What then of the universalising outlook for Humeans? Well, that just depends on how many sentiments you think are hard-wired into almost all of us humans through the pressures of evolution and how many are socially constructed. If the desire for material goods and freedom is due to evolution, then it’s easy to make claims based on how almost all humans happen to be. If it’s some social construct that makes most of us want the best for our kids or lots of freedom to make choices, then claims based on widespread uniformities across all humans fall down. But the evolutionary psychology evidence does not point to social inculcation, despite the best efforts of Stalin and whichever Kim happens to be ruling in North Korea at the moment.
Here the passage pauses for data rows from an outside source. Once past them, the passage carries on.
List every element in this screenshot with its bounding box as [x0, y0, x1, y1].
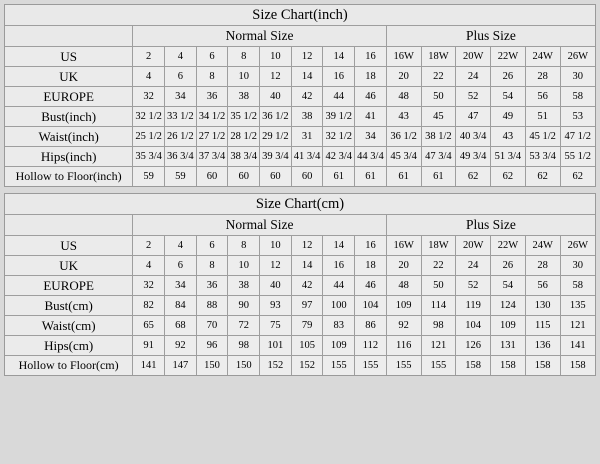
- cell: 49: [491, 107, 526, 127]
- table-row: [5, 336, 595, 356]
- cell: 59: [133, 167, 165, 187]
- cell: 27 1/2: [196, 127, 228, 147]
- cell: 45 3/4: [386, 147, 421, 167]
- cell: 18: [355, 67, 387, 87]
- cell: 16W: [386, 236, 421, 256]
- table-row: [5, 316, 595, 336]
- cell: 115: [525, 316, 560, 336]
- cell: 58: [560, 276, 595, 296]
- cell: 62: [560, 167, 595, 187]
- cell: 60: [196, 167, 228, 187]
- cell: 61: [323, 167, 355, 187]
- cell: 26W: [560, 47, 595, 67]
- cell: 104: [456, 316, 491, 336]
- row-label-europe: EUROPE: [5, 276, 133, 296]
- cell: 20W: [456, 47, 491, 67]
- cell: 45 1/2: [525, 127, 560, 147]
- chart-group-row: [5, 215, 595, 236]
- cell: 47 1/2: [560, 127, 595, 147]
- cell: 28 1/2: [228, 127, 260, 147]
- cell: 32: [133, 276, 165, 296]
- row-label-uk: UK: [5, 256, 133, 276]
- cell: 60: [291, 167, 323, 187]
- cell: 130: [525, 296, 560, 316]
- cell: 24: [456, 256, 491, 276]
- size-chart-inch-table: [5, 5, 595, 186]
- cell: 155: [355, 356, 387, 376]
- cell: 104: [355, 296, 387, 316]
- size-chart-cm: [4, 193, 596, 376]
- cell: 62: [525, 167, 560, 187]
- cell: 92: [164, 336, 196, 356]
- cell: 16: [323, 67, 355, 87]
- cell: 26: [491, 256, 526, 276]
- cell: 41 3/4: [291, 147, 323, 167]
- cell: 46: [355, 87, 387, 107]
- cell: 2: [133, 47, 165, 67]
- cell: 98: [228, 336, 260, 356]
- cell: 2: [133, 236, 165, 256]
- cell: 119: [456, 296, 491, 316]
- group-header-plus: Plus Size: [386, 26, 595, 47]
- cell: 42: [291, 276, 323, 296]
- cell: 8: [228, 47, 260, 67]
- chart-title-row: [5, 194, 595, 215]
- cell: 86: [355, 316, 387, 336]
- row-label-bust: Bust(inch): [5, 107, 133, 127]
- cell: 10: [228, 256, 260, 276]
- cell: 34: [164, 87, 196, 107]
- cell: 6: [196, 236, 228, 256]
- row-label-waist: Waist(cm): [5, 316, 133, 336]
- cell: 147: [164, 356, 196, 376]
- cell: 101: [260, 336, 292, 356]
- cell: 59: [164, 167, 196, 187]
- cell: 97: [291, 296, 323, 316]
- row-label-uk: UK: [5, 67, 133, 87]
- cell: 135: [560, 296, 595, 316]
- cell: 16: [355, 236, 387, 256]
- cell: 12: [291, 47, 323, 67]
- cell: 56: [525, 87, 560, 107]
- cell: 36: [196, 87, 228, 107]
- cell: 109: [491, 316, 526, 336]
- row-label-us: US: [5, 47, 133, 67]
- cell: 40: [260, 87, 292, 107]
- cell: 33 1/2: [164, 107, 196, 127]
- row-label-hollow-to-floor: Hollow to Floor(inch): [5, 167, 133, 187]
- cell: 53 3/4: [525, 147, 560, 167]
- cell: 121: [560, 316, 595, 336]
- cell: 105: [291, 336, 323, 356]
- cell: 44: [323, 276, 355, 296]
- cell: 39 3/4: [260, 147, 292, 167]
- table-row: [5, 276, 595, 296]
- cell: 62: [456, 167, 491, 187]
- cell: 65: [133, 316, 165, 336]
- cell: 62: [491, 167, 526, 187]
- cell: 109: [386, 296, 421, 316]
- cell: 83: [323, 316, 355, 336]
- cell: 26: [491, 67, 526, 87]
- cell: 158: [525, 356, 560, 376]
- cell: 44 3/4: [355, 147, 387, 167]
- cell: 26 1/2: [164, 127, 196, 147]
- cell: 24W: [525, 47, 560, 67]
- cell: 141: [560, 336, 595, 356]
- cell: 44: [323, 87, 355, 107]
- cell: 60: [260, 167, 292, 187]
- table-row: [5, 296, 595, 316]
- cell: 4: [164, 47, 196, 67]
- table-row: [5, 236, 595, 256]
- cell: 112: [355, 336, 387, 356]
- row-label-hips: Hips(inch): [5, 147, 133, 167]
- cell: 116: [386, 336, 421, 356]
- cell: 46: [355, 276, 387, 296]
- cell: 38: [291, 107, 323, 127]
- cell: 6: [164, 67, 196, 87]
- table-row: [5, 147, 595, 167]
- cell: 121: [421, 336, 456, 356]
- cell: 22: [421, 256, 456, 276]
- cell: 47: [456, 107, 491, 127]
- cell: 20: [386, 67, 421, 87]
- cell: 42 3/4: [323, 147, 355, 167]
- cell: 60: [228, 167, 260, 187]
- cell: 8: [228, 236, 260, 256]
- corner-spacer: [5, 26, 133, 47]
- cell: 30: [560, 256, 595, 276]
- cell: 32: [133, 87, 165, 107]
- cell: 36 3/4: [164, 147, 196, 167]
- cell: 141: [133, 356, 165, 376]
- cell: 50: [421, 87, 456, 107]
- cell: 22W: [491, 236, 526, 256]
- cell: 49 3/4: [456, 147, 491, 167]
- cell: 40 3/4: [456, 127, 491, 147]
- cell: 48: [386, 276, 421, 296]
- cell: 34 1/2: [196, 107, 228, 127]
- cell: 39 1/2: [323, 107, 355, 127]
- cell: 4: [164, 236, 196, 256]
- chart-group-row: [5, 26, 595, 47]
- cell: 152: [291, 356, 323, 376]
- cell: 16W: [386, 47, 421, 67]
- corner-spacer: [5, 215, 133, 236]
- cell: 8: [196, 67, 228, 87]
- cell: 51: [525, 107, 560, 127]
- cell: 28: [525, 256, 560, 276]
- cell: 18: [355, 256, 387, 276]
- cell: 8: [196, 256, 228, 276]
- cell: 14: [323, 47, 355, 67]
- cell: 36 1/2: [386, 127, 421, 147]
- size-chart-inch: [4, 4, 596, 187]
- cell: 61: [355, 167, 387, 187]
- cell: 14: [291, 256, 323, 276]
- cell: 10: [228, 67, 260, 87]
- cell: 53: [560, 107, 595, 127]
- cell: 41: [355, 107, 387, 127]
- cell: 10: [260, 47, 292, 67]
- cell: 50: [421, 276, 456, 296]
- cell: 20W: [456, 236, 491, 256]
- table-row: [5, 107, 595, 127]
- cell: 22: [421, 67, 456, 87]
- cell: 72: [228, 316, 260, 336]
- cell: 20: [386, 256, 421, 276]
- cell: 91: [133, 336, 165, 356]
- cell: 6: [196, 47, 228, 67]
- cell: 88: [196, 296, 228, 316]
- cell: 35 1/2: [228, 107, 260, 127]
- cell: 131: [491, 336, 526, 356]
- size-chart-cm-table: [5, 194, 595, 375]
- cell: 45: [421, 107, 456, 127]
- cell: 14: [291, 67, 323, 87]
- cell: 124: [491, 296, 526, 316]
- cell: 155: [386, 356, 421, 376]
- cell: 155: [421, 356, 456, 376]
- cell: 136: [525, 336, 560, 356]
- cell: 82: [133, 296, 165, 316]
- cell: 38 3/4: [228, 147, 260, 167]
- cell: 55 1/2: [560, 147, 595, 167]
- cell: 47 3/4: [421, 147, 456, 167]
- cell: 16: [323, 256, 355, 276]
- cell: 26W: [560, 236, 595, 256]
- cell: 152: [260, 356, 292, 376]
- cell: 22W: [491, 47, 526, 67]
- table-row: [5, 256, 595, 276]
- cell: 158: [456, 356, 491, 376]
- cell: 158: [491, 356, 526, 376]
- group-header-normal: Normal Size: [133, 215, 387, 236]
- cell: 34: [355, 127, 387, 147]
- cell: 6: [164, 256, 196, 276]
- table-row: [5, 67, 595, 87]
- cell: 56: [525, 276, 560, 296]
- cell: 16: [355, 47, 387, 67]
- cell: 43: [491, 127, 526, 147]
- cell: 37 3/4: [196, 147, 228, 167]
- cell: 150: [228, 356, 260, 376]
- cell: 54: [491, 276, 526, 296]
- cell: 14: [323, 236, 355, 256]
- cell: 35 3/4: [133, 147, 165, 167]
- cell: 32 1/2: [133, 107, 165, 127]
- cell: 42: [291, 87, 323, 107]
- cell: 38: [228, 87, 260, 107]
- row-label-hips: Hips(cm): [5, 336, 133, 356]
- row-label-hollow-to-floor: Hollow to Floor(cm): [5, 356, 133, 376]
- chart-title: Size Chart(cm): [5, 194, 595, 215]
- cell: 18W: [421, 236, 456, 256]
- table-row: [5, 356, 595, 376]
- cell: 126: [456, 336, 491, 356]
- cell: 43: [386, 107, 421, 127]
- row-label-waist: Waist(inch): [5, 127, 133, 147]
- row-label-us: US: [5, 236, 133, 256]
- cell: 36 1/2: [260, 107, 292, 127]
- cell: 4: [133, 67, 165, 87]
- cell: 29 1/2: [260, 127, 292, 147]
- cell: 158: [560, 356, 595, 376]
- cell: 100: [323, 296, 355, 316]
- cell: 18W: [421, 47, 456, 67]
- cell: 32 1/2: [323, 127, 355, 147]
- cell: 52: [456, 87, 491, 107]
- cell: 93: [260, 296, 292, 316]
- cell: 90: [228, 296, 260, 316]
- cell: 25 1/2: [133, 127, 165, 147]
- cell: 38: [228, 276, 260, 296]
- cell: 40: [260, 276, 292, 296]
- cell: 150: [196, 356, 228, 376]
- cell: 34: [164, 276, 196, 296]
- row-label-europe: EUROPE: [5, 87, 133, 107]
- cell: 12: [291, 236, 323, 256]
- row-label-bust: Bust(cm): [5, 296, 133, 316]
- cell: 79: [291, 316, 323, 336]
- cell: 12: [260, 256, 292, 276]
- group-header-normal: Normal Size: [133, 26, 387, 47]
- table-row: [5, 167, 595, 187]
- table-row: [5, 87, 595, 107]
- cell: 52: [456, 276, 491, 296]
- cell: 75: [260, 316, 292, 336]
- chart-title-row: [5, 5, 595, 26]
- cell: 68: [164, 316, 196, 336]
- cell: 61: [421, 167, 456, 187]
- cell: 109: [323, 336, 355, 356]
- cell: 98: [421, 316, 456, 336]
- cell: 31: [291, 127, 323, 147]
- group-header-plus: Plus Size: [386, 215, 595, 236]
- cell: 4: [133, 256, 165, 276]
- cell: 30: [560, 67, 595, 87]
- cell: 10: [260, 236, 292, 256]
- table-row: [5, 47, 595, 67]
- cell: 61: [386, 167, 421, 187]
- table-row: [5, 127, 595, 147]
- cell: 114: [421, 296, 456, 316]
- cell: 54: [491, 87, 526, 107]
- chart-title: Size Chart(inch): [5, 5, 595, 26]
- cell: 24: [456, 67, 491, 87]
- cell: 51 3/4: [491, 147, 526, 167]
- cell: 12: [260, 67, 292, 87]
- cell: 84: [164, 296, 196, 316]
- cell: 155: [323, 356, 355, 376]
- cell: 48: [386, 87, 421, 107]
- cell: 58: [560, 87, 595, 107]
- cell: 38 1/2: [421, 127, 456, 147]
- cell: 70: [196, 316, 228, 336]
- cell: 36: [196, 276, 228, 296]
- cell: 28: [525, 67, 560, 87]
- cell: 92: [386, 316, 421, 336]
- cell: 96: [196, 336, 228, 356]
- cell: 24W: [525, 236, 560, 256]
What might we conclude from all of this? My take is that cultural relativism is for losers, whatever your take on the status of moral evaluations happens to be. Worse, if you don’t feel able to judge culture Y from the vantage of culture X, then on what basis can you judge sub-culture A (within X) from the vantage of sub-culture B? Or sub-sub-culture M (within B) from the vantage of sub-sub-culture N? (And note that you can continue to play that game indefinitely until you reach the point of absurdity where you can’t judge anyone or anything, not actually being that other person.)

That claim, that cultural relativism is for losers together with its ancillary that the West’s culture—for all its faults and flaws—is far better than anything else so far evolved, does not require you to be an absolutist about how universal human sentiments and preferences are. There is plenty of scope for reasonable disagreement there. But it does give you grounds for wondering why so many academics and ABC presenters seem to subscribe to what the British journalist Nick Cohen calls the “Kill us, we deserve it” school of cultural self-hatred.

James Allan is Garrick Professor of Law at the University of Queensland.